Joseph al momento è al lavoro ma le congetture di Kurt nascono dalla visione di una foto sulla parete scalcinata della casa, dove il primogenito, il fratello maggiore di Bart, appare con un sorriso spavaldo di chi sa il fatto suo.
In questo caso sicuramente quello della consapevolezza di piacere alle donne per i suoi attributi maschili.
La foto è anche abbastanza recente e di sicuro è stata scattata in occasione di qualche festa di villaggio da un fotografo ambulante. Non certo un mago della fotografia.
Di questi ce ne sono tanti in occasioni del genere, che lo fanno, fotografi improvvisati, per procacciarsi un po’ di denaro.
Nella via del ritorno lo svedese non può non ipotizzare che Joseph, da innamorato respinto, potrebbe magari aver voluto usare violenza su Dolly.
E, pur senza intenzione di farle del male, la situazione, in seguito al rifiuto deciso della ragazza, sia potuta precipitare e l’abbia condannata a morte.
Il problema è quello di riuscire a dimostrarlo. Cioè quello di avere prove.
La tristezza e il pianto di Bart lui se li spiega con l’affezione che il fratello minore di Joseph provava per Dolly che, come tutti dicevano, era buona, gentile e generosa.
Una volta in casa, Kurt informa subito Henning,che indugia nel patio nella lettura attenta del giornale, una vecchia copia di uno sgualcito quotidiano locale, dell’esito della visita e dei suoi sospetti.

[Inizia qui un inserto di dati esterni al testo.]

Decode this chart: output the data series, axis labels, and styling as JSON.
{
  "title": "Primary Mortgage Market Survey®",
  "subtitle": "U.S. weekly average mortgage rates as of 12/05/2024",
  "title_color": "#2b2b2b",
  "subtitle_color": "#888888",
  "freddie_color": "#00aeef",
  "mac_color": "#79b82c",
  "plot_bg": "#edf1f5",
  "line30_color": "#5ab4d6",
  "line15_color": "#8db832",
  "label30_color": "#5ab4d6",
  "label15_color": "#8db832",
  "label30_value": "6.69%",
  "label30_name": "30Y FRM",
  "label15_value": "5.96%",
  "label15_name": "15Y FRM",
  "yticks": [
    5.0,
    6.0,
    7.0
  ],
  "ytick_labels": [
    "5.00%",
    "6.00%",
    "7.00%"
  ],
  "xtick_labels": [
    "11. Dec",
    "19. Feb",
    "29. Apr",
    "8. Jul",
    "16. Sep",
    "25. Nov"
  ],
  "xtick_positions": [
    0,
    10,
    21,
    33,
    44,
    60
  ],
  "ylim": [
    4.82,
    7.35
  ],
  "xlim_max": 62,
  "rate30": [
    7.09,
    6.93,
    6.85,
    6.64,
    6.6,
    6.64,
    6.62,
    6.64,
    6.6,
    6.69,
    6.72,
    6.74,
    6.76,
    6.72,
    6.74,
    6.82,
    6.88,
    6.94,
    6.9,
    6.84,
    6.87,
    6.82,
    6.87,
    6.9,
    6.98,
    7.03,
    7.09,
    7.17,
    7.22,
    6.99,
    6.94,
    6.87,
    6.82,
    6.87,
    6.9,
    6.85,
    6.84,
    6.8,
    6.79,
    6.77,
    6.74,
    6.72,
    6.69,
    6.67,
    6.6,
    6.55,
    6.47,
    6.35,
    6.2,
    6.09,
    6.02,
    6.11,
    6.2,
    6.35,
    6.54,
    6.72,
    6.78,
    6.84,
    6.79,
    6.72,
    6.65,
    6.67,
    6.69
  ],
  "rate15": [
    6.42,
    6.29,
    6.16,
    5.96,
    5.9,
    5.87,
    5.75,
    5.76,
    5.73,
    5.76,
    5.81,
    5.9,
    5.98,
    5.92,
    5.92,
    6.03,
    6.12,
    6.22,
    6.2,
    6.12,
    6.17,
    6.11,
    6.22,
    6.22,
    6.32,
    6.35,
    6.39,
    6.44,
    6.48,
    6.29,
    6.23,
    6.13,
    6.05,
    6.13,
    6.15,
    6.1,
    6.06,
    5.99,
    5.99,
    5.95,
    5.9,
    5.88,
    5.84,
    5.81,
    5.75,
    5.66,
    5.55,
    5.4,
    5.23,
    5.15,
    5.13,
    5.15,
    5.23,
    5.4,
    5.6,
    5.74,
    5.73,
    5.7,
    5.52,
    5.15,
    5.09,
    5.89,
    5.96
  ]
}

E lo scrittore li trova piuttosto fondati.
Una bella e giovane ragazza, per giunta ben educata, non poteva non essere un bocconcino appetitoso per i maschi della fattoria.
Giovani o meno giovani che fossero.
Su questo i due si trovano d’accordo.
Non resta, allora, che seguire una qualche pista agevole per far confessare Joseph o, chi per lui, sa di sapere.
Naturalmente bisogna fare i conti con l’omertà del contesto, per cui niente sarà facile.
Una brusca frenata sul terreno annuncia nel mentre il sopraggiungere della polizia locale e, addirittura, nella persona del capo.
L’uomo cerca il signor Gunder e dice di avere ottime notizie per lui.
Ma il padrone di casa è fuori per affari, così riferisce mama Betty che ha già ripreso servizio. Perciò non resta che lasciare l’informazione al commissario svedese, parimenti interessato.
Seduti nella sala della musica, il capo della polizia informa sbrigativamente Kurt che l’assassino di Dolly è stato individuato.
<<Si tratta-dice- di un vagabondo, di un alcolizzato e in più ladruncolo, che adesso si trova in camera di sicurezza, nella caserma, in città.>>
<< Se il signor Gunder avvicinerà cortesemente a Mbeya - aggiunge- glielo mostreremo.>>
<<Intanto stiamo procedendo- prosegue- a verificare le prove della sua colpevolezza>>
L’uomo , è quello che cerca di far capire il capo della polizia, sarebbe un reo-confesso.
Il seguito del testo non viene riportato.